A Garage ambassador post used a first-person rack-browsing POV with the text: “the S in my name stands for saving, that’s why there’s no S in my name.” It is fast, cheap-looking, and funny.

Another Garage ambassador used a shopping joke: “me fighting for the last XS with a little girl because apparently we’re the same size,” while dancing with a garment on a hanger.

On Instagram, Garage’s “you asked, we delivered” post showed a going-out top on a hanger, then modeled on-body with quick music-synced edits.

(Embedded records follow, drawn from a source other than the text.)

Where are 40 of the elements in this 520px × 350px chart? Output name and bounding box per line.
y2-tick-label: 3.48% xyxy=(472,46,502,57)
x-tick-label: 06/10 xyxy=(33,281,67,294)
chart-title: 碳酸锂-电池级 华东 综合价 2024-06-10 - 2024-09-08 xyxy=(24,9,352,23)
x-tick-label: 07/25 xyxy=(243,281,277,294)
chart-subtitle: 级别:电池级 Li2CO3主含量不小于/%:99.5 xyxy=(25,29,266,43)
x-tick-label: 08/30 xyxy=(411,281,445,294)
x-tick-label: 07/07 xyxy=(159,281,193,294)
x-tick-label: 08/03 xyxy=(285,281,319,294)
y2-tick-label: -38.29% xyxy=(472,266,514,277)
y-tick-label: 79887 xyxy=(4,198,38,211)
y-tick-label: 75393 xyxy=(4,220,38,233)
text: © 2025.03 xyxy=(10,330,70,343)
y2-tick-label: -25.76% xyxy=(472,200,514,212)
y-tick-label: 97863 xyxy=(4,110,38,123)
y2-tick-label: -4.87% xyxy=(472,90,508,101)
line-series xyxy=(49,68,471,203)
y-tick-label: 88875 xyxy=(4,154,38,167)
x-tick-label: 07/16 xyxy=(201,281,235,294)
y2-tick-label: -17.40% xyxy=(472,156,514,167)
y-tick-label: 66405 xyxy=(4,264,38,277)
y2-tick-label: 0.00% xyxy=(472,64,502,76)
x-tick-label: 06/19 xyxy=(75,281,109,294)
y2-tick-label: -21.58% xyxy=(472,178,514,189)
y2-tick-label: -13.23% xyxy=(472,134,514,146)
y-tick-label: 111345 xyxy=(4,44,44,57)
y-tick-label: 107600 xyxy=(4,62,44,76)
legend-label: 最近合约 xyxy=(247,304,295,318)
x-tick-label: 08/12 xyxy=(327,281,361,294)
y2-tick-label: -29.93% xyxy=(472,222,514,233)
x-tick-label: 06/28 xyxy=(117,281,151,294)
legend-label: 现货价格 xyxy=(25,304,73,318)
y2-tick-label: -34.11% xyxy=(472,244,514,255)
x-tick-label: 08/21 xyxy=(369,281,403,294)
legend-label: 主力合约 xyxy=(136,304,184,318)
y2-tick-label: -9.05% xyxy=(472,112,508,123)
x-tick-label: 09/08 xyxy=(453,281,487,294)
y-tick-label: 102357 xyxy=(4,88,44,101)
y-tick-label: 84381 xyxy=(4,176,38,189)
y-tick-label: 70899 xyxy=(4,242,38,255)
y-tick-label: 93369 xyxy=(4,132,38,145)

Takeaway: Garage’s most effective content is not overproduced. It is ambassador-led, joke-first, and rooted in shopping behavior: saving money, fighting for sizes, wanting the top now.
Urban Outfitters: Culture Retail More Than Clothing Retail
Urban Outfitters posted around vinyl, Owala bottles, soccer/Nike events, and store setups. Clothing was present, but the stronger recent content was culture/product-drop retail.
The Owala teaser is a bright picnic-style lifestyle video where the floral bottle is the hero. The vinyl post taps Hayley Kiyoko and Girls Like Girls fandom energy.


Takeaway: UO is behaving like a youth culture retailer, not a pure apparel brand. That can work, but fashion content may get crowded out by accessories, vinyl, bottles, and events.
Abercrombie: Brand World, Sports Culture, And Store Art
Abercrombie had fewer recent clothing-specific posts in the last-week window, but its Instagram direction is clear: brand world and cultural adjacency.
The Sunset Edit was a CGI beach scene with a branded lemon and ocean audio. It sells mood more than garment.

Abercrombie also used sports/culture creators in recent Reels, including a cocktail-making post and NFL Draft style posts from the broader recent set.